A Conversation Between Authors Wanda M. Morris and Erin E. Adams

A Conversation Between Authors Wanda M. Morris and Erin E. Adams

A Note from Wanda M. Morris, Author of All Her Little Secrets:

 

Reading Jackal is like stepping into a wetsuit made of fear. It clings to you like a second skin. I was immediately mesmerized by the lyrical skill of Erin's prose. But equally impressive is her ability to capture the pain and trauma of the family members left behind in a community that is negligent at best, and hellishly dismissive at its worst. I had a hard time putting this book down.

 

The following questions were written from Wanda to Erin.

 

How did you come up with the idea for Jackal?

 

I love seeking out the origins of stories. Especially things like folktales or urban legends. So often, these stories are how communities deal with experiences, history, or truths that are too hard to process. When the conversation is too difficult, a story is a way in. Jackal came from my desire to unpack some of the experiences I had growing up in a small town. As I got older, I realized how much those moments and relationships had an impact on me. This story wasn't just about my upbringing, it was also about the fears, anxiety, and adversity I found in everyday life.

 

What interests you about the horror genre, and how did you decide to make it the mode with which to talk about the epidemic of missing Black girls in America?

 

For me, horror has the ability to expose systems of power like no other genre. We either see the system inevitably succeed or see it break. I wanted to use this aspect to talk about the epidemic of missing Black girls in America because so often we are failed by the systems in place that keep others safe. This is something I find horrifying because this is how communities get silenced. Even when you speak out, people refer you back to those same systems that have failed you because they have helped them.

 

We soon learn upon reading Jackal that the safety of Liz’s family is dependent on their ability to not "rock the boat" and upset the white community in Johnstown. Do you see that experience reflected in your own, or in that of other underrepresented people from small towns?

 

Absolutely. I think it's something underrepresented people from all over America experience, but it is felt very intensely in small towns. Small towns tend to be less diverse and there is real anxiety about difference and being different. This gets amplified when you are one of only a few in your community.

 

Liz and her classmate Keisha Woodson are the only Black girls in their school, but they aren’t particularly close. Can you talk about what you were trying to represent with their differing personalities and perspectives as it relates to their Blackness?

 

From the beginning, I knew I wanted Liz and Keisha to have a more distant relationship. So often, Black people are lumped into a monolith. There is this idea that all Black people think the same way, act the same and have the exact same experience. I find those assumptions to be incredibly diminishing. There are so many facets to the Black experience. With this relationship, I wanted to show how there can be differences, disagreements, and distance in the same reality.

 

Beyond racial disparities, your book also touches on themes of class and privilege. Can you speak to those issues and how they impact the dismissal as well as the appropriation of Black girls?

 

Class and privilege are so charged in America. They determine nearly every aspect of our lives. Not only resources, but who is believed and under what circumstances. Thinking of how I was taught to move through the world as both a child and a teenager, everything linked back to me being believed if I got into trouble and often clinging to class signifiers to do so: how I spoke, how I dressed, who my family was in the community.
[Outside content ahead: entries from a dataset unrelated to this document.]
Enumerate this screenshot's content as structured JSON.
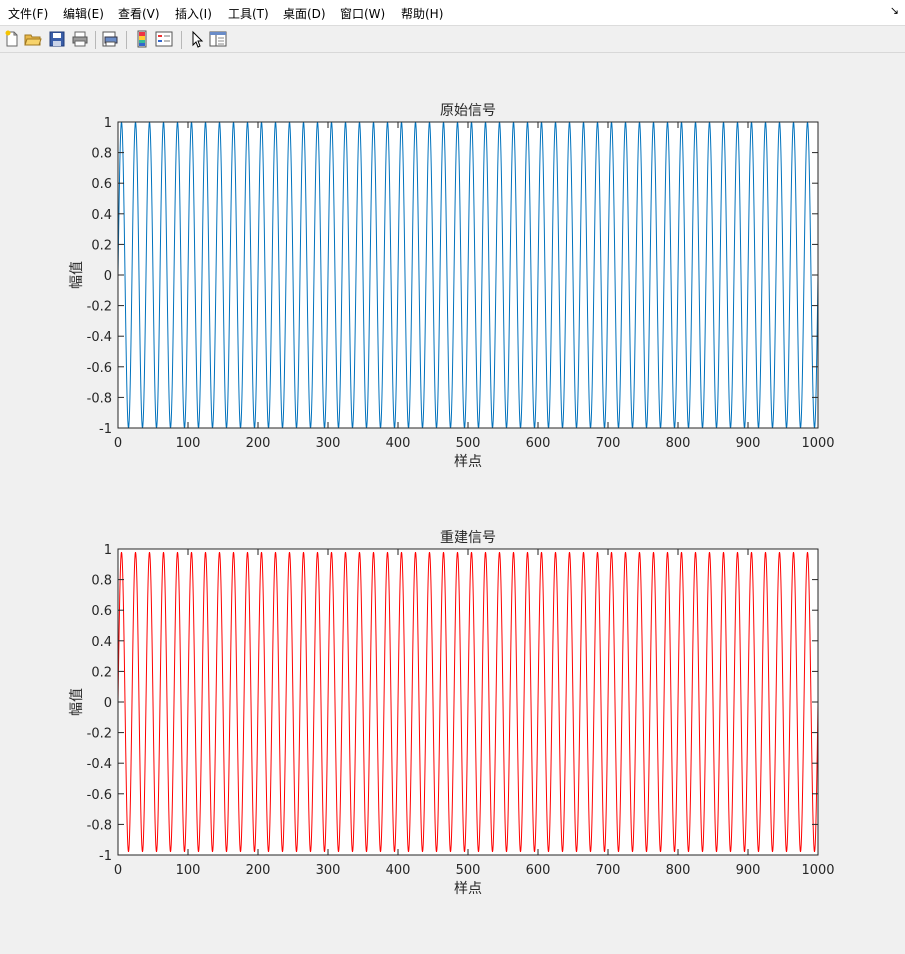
{
  "menubar": {
    "items": [
      "文件(F)",
      "编辑(E)",
      "查看(V)",
      "插入(I)",
      "工具(T)",
      "桌面(D)",
      "窗口(W)",
      "帮助(H)"
    ],
    "dock_arrow": "↘"
  },
  "toolbar": {
    "buttons": [
      "new-figure-icon",
      "open-folder-icon",
      "save-icon",
      "print-icon",
      "print-preview-icon",
      "colorbar-icon",
      "legend-icon",
      "pointer-icon",
      "property-editor-icon"
    ]
  },
  "colors": {
    "original": "#0072BD",
    "reconstructed": "#FF0000"
  },
  "chart_data": [
    {
      "type": "line",
      "title": "原始信号",
      "xlabel": "样点",
      "ylabel": "幅值",
      "xlim": [
        0,
        1000
      ],
      "ylim": [
        -1,
        1
      ],
      "xticks": [
        0,
        100,
        200,
        300,
        400,
        500,
        600,
        700,
        800,
        900,
        1000
      ],
      "yticks": [
        1,
        0.8,
        0.6,
        0.4,
        0.2,
        0,
        -0.2,
        -0.4,
        -0.6,
        -0.8,
        -1
      ],
      "ytick_labels": [
        "1",
        "0.8",
        "0.6",
        "0.4",
        "0.2",
        "0",
        "-0.2",
        "-0.4",
        "-0.6",
        "-0.8",
        "-1"
      ],
      "series": [
        {
          "function": "sin",
          "period": 20,
          "amplitude": 1,
          "x_start": 0,
          "x_end": 1000,
          "color": "#0072BD"
        }
      ]
    },
    {
      "type": "line",
      "title": "重建信号",
      "xlabel": "样点",
      "ylabel": "幅值",
      "xlim": [
        0,
        1000
      ],
      "ylim": [
        -1,
        1
      ],
      "xticks": [
        0,
        100,
        200,
        300,
        400,
        500,
        600,
        700,
        800,
        900,
        1000
      ],
      "yticks": [
        1,
        0.8,
        0.6,
        0.4,
        0.2,
        0,
        -0.2,
        -0.4,
        -0.6,
        -0.8,
        -1
      ],
      "ytick_labels": [
        "1",
        "0.8",
        "0.6",
        "0.4",
        "0.2",
        "0",
        "-0.2",
        "-0.4",
        "-0.6",
        "-0.8",
        "-1"
      ],
      "series": [
        {
          "function": "sin",
          "period": 20,
          "amplitude": 0.98,
          "x_start": 0,
          "x_end": 1000,
          "color": "#FF0000"
        }
      ]
    }
  ]
}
The unspoken part of that coaching was, my Blackness could not afford me certain assurances and while maybe my class and privilege could, there was no guarantee. When it comes to the appropriation of Blackness, specifically Black girls, it seems like everyone else can pick up signifiers of Blackness and drop them without major negative consequences. To pick and choose a part of your identity, to not have aspects of it put on you, is a privilege. So often when Black girls don't fit the box made for us, the backlash is swift and brutal. To cultivate spaces where we can grow and define ourselves for ourselves is incredibly important.

 

 What do you hope readers take away from Jackal?

 

I always hope that readers take away what they need. Sometimes that is a mirror to hold up to society. Other times that is seeing a part of yourself portrayed on the pages. I offer Jackal as a place, outside of yourself, to pick apart your fears, see them for what they are, and, ultimately, defeat them.

 

A Final Note from Wanda:

 

A novel that deals with missing Black girls, daughters and sisters, is horror personified. Jackal is a stunning mystery with a strong social commentary on what it means when Black girls go missing. I invite anyone who has a wife, daughter, sister or other female in their life to wade into the world Erin has created. A world of fear, terror, love, and hope that is titled, Jackal. Be sure to pick up your copy at your favorite independent bookstore.